Works by American authors Kent Haruf and Rachel Kushner join the latest books by acclaimed British writer Jim Crace and Australian novelist Evie Wyld in the shortlist for the £10,000 fiction prize.

Contenders for the £10,000 biography prize include fascinating accounts of Joe Ranz and fellow members of the 1936 Olympic rowing team, Empress Dowager Cixi, who ruled China for almost half a century until 1908, Booker prize-winning novelist and biographer Penelope Fitzgerald; and an account of the biographer’s aunt, a young woman in Nazi-occupied France.

Two prizes are awarded annually by the University of Edinburgh for books published during the previous year - one for the best work of fiction and the other for the best biography. The winners will be announced at the Edinburgh International Book Festival in August.
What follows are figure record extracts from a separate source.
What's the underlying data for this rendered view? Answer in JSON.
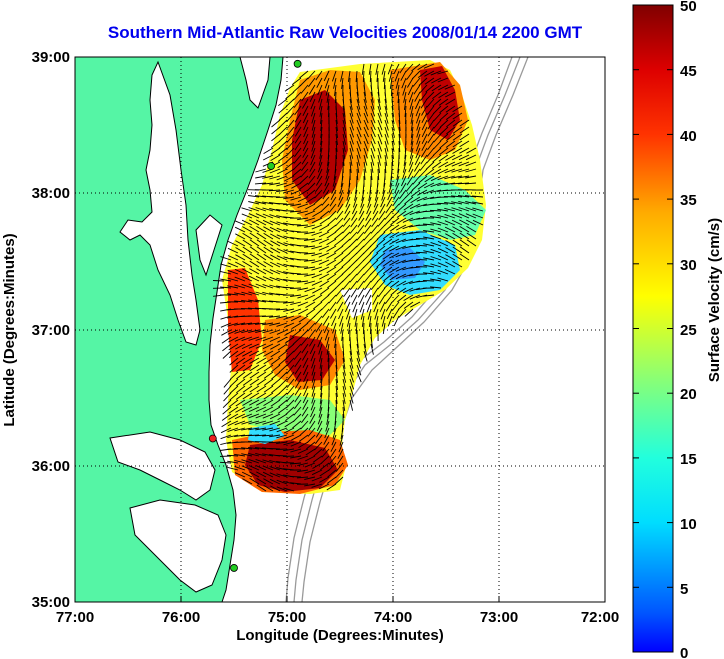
{
  "chart_data": {
    "type": "heatmap",
    "title": "Southern Mid-Atlantic Raw Velocities 2008/01/14 2200 GMT",
    "xlabel": "Longitude (Degrees:Minutes)",
    "ylabel": "Latitude (Degrees:Minutes)",
    "x_ticks": [
      "77:00",
      "76:00",
      "75:00",
      "74:00",
      "73:00",
      "72:00"
    ],
    "x_tick_values": [
      -77,
      -76,
      -75,
      -74,
      -73,
      -72
    ],
    "y_ticks": [
      "39:00",
      "38:00",
      "37:00",
      "36:00",
      "35:00"
    ],
    "y_tick_values": [
      39,
      38,
      37,
      36,
      35
    ],
    "xlim": [
      -77,
      -72
    ],
    "ylim": [
      35,
      39
    ],
    "grid": true,
    "colorbar": {
      "label": "Surface Velocity (cm/s)",
      "range": [
        0,
        50
      ],
      "ticks": [
        "50",
        "45",
        "40",
        "35",
        "30",
        "25",
        "20",
        "15",
        "10",
        "5",
        "0"
      ],
      "tick_values": [
        50,
        45,
        40,
        35,
        30,
        25,
        20,
        15,
        10,
        5,
        0
      ]
    },
    "stations": [
      {
        "lon": -74.9,
        "lat": 38.95,
        "color": "#22cc22"
      },
      {
        "lon": -75.15,
        "lat": 38.2,
        "color": "#22cc22"
      },
      {
        "lon": -75.7,
        "lat": 36.2,
        "color": "#ee2222"
      },
      {
        "lon": -75.5,
        "lat": 35.25,
        "color": "#22cc22"
      }
    ]
  },
  "colors": {
    "land": "#55f5a5",
    "coast": "#000000",
    "bathymetry": "#9a9a9a",
    "title": "#0000ee"
  }
}
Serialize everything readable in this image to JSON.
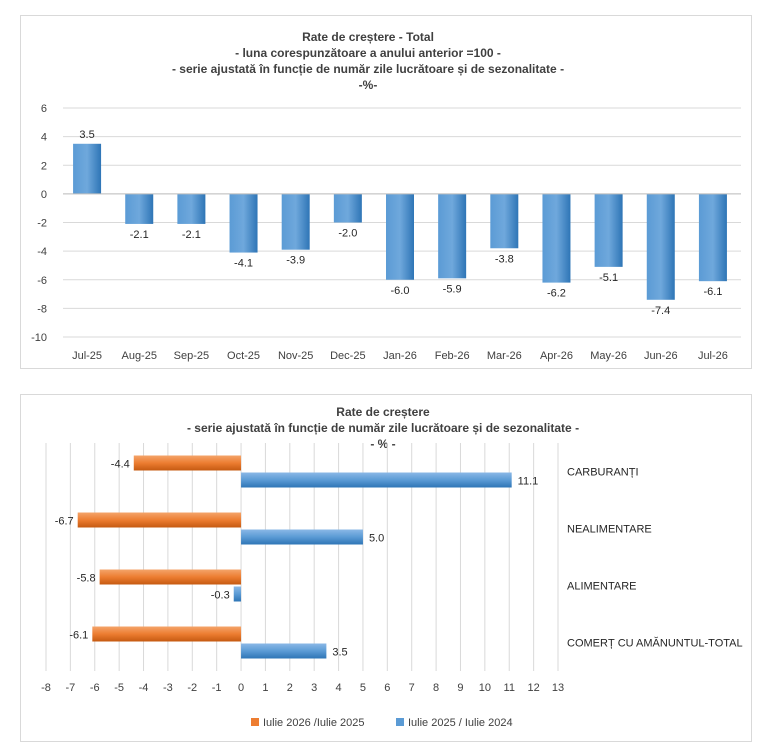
{
  "chart_data": [
    {
      "type": "bar",
      "title": [
        "Rate de creștere - Total",
        "- luna corespunzătoare a anului anterior =100 -",
        "- serie ajustată în funcție de număr zile lucrătoare și de sezonalitate -",
        "-%-"
      ],
      "categories": [
        "Jul-25",
        "Aug-25",
        "Sep-25",
        "Oct-25",
        "Nov-25",
        "Dec-25",
        "Jan-26",
        "Feb-26",
        "Mar-26",
        "Apr-26",
        "May-26",
        "Jun-26",
        "Jul-26"
      ],
      "values": [
        3.5,
        -2.1,
        -2.1,
        -4.1,
        -3.9,
        -2.0,
        -6.0,
        -5.9,
        -3.8,
        -6.2,
        -5.1,
        -7.4,
        -6.1
      ],
      "data_labels": [
        "3.5",
        "-2.1",
        "-2.1",
        "-4.1",
        "-3.9",
        "-2.0",
        "-6.0",
        "-5.9",
        "-3.8",
        "-6.2",
        "-5.1",
        "-7.4",
        "-6.1"
      ],
      "ylim": [
        -10,
        6
      ],
      "yticks": [
        6,
        4,
        2,
        0,
        -2,
        -4,
        -6,
        -8,
        -10
      ],
      "grid": true,
      "colors": {
        "bar": "#5b9bd5",
        "bar_dark": "#2e75b6",
        "grid": "#d9d9d9"
      }
    },
    {
      "type": "bar",
      "orientation": "horizontal",
      "title": [
        "Rate de creștere",
        "- serie ajustată în funcție de număr zile lucrătoare și de sezonalitate -",
        "- % -"
      ],
      "categories": [
        "CARBURANȚI",
        "NEALIMENTARE",
        "ALIMENTARE",
        "COMERȚ CU AMĂNUNTUL-TOTAL"
      ],
      "series": [
        {
          "name": "Iulie 2026 /Iulie  2025",
          "values": [
            -4.4,
            -6.7,
            -5.8,
            -6.1
          ],
          "labels": [
            "-4.4",
            "-6.7",
            "-5.8",
            "-6.1"
          ],
          "color": "#ed7d31"
        },
        {
          "name": "Iulie 2025 / Iulie 2024",
          "values": [
            11.1,
            5.0,
            -0.3,
            3.5
          ],
          "labels": [
            "11.1",
            "5.0",
            "-0.3",
            "3.5"
          ],
          "color": "#5b9bd5"
        }
      ],
      "xlim": [
        -8,
        13
      ],
      "xticks": [
        -8,
        -7,
        -6,
        -5,
        -4,
        -3,
        -2,
        -1,
        0,
        1,
        2,
        3,
        4,
        5,
        6,
        7,
        8,
        9,
        10,
        11,
        12,
        13
      ],
      "grid": true,
      "legend": "bottom"
    }
  ]
}
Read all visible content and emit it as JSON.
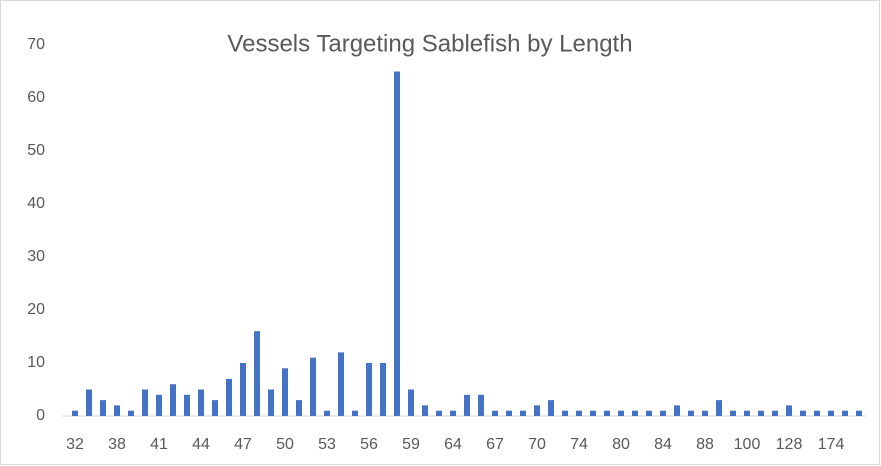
{
  "chart_data": {
    "type": "bar",
    "title": "Vessels Targeting Sablefish by Length",
    "categories": [
      "32",
      null,
      null,
      "38",
      null,
      null,
      "41",
      null,
      null,
      "44",
      null,
      null,
      "47",
      null,
      null,
      "50",
      null,
      null,
      "53",
      null,
      null,
      "56",
      null,
      null,
      "59",
      null,
      null,
      "64",
      null,
      null,
      "67",
      null,
      null,
      "70",
      null,
      null,
      "74",
      null,
      null,
      "80",
      null,
      null,
      "84",
      null,
      null,
      "88",
      null,
      null,
      "100",
      null,
      null,
      "128",
      null,
      null,
      "174",
      null,
      null
    ],
    "values": [
      1,
      5,
      3,
      2,
      1,
      5,
      4,
      6,
      4,
      5,
      3,
      7,
      10,
      16,
      5,
      9,
      3,
      11,
      1,
      12,
      1,
      10,
      10,
      65,
      5,
      2,
      1,
      1,
      4,
      4,
      1,
      1,
      1,
      2,
      3,
      1,
      1,
      1,
      1,
      1,
      1,
      1,
      1,
      2,
      1,
      1,
      3,
      1,
      1,
      1,
      1,
      2,
      1,
      1,
      1,
      1,
      1
    ],
    "color": "#4472c4",
    "ylim": [
      0,
      70
    ],
    "yticks": [
      0,
      10,
      20,
      30,
      40,
      50,
      60,
      70
    ],
    "grid": false
  }
}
The four novels competing for the fiction prize are: Harvest by Jim Crace ; Benedication by Kent Haruf ; The Flamethrowers by Rachel Kushner;  All the birds, singing by Evie Wyld.

The shortlisted works for the biography section are: The Boys in the Boat: An Epic True-Life Journey to the Heart of Hitler’s Berlin by Daniel James Brown ; Empress Dowager Cixi: The Concubine who Launched Modern China by Jung Chang ; Penelope Fitzgerald: A life by Hermione Lee; Priscilla: The Hidden Life of an Englishwoman in Wartime Franceby Nicholas Shakespeare.

The nominations have been chosen from more than 350 books worldwide by English Literature academics and 25 postgraduate students at the University.

The James Tait Black Awards, awarded annually by the University of Edinburgh’s School of Literatures, Languages and Cultures, were founded in 1919 by Janet Coats, the widow of publisher James Tait Black, to commemorate her husband’s love of good books. The prizes are the only major British book awards judged by literature scholars and students.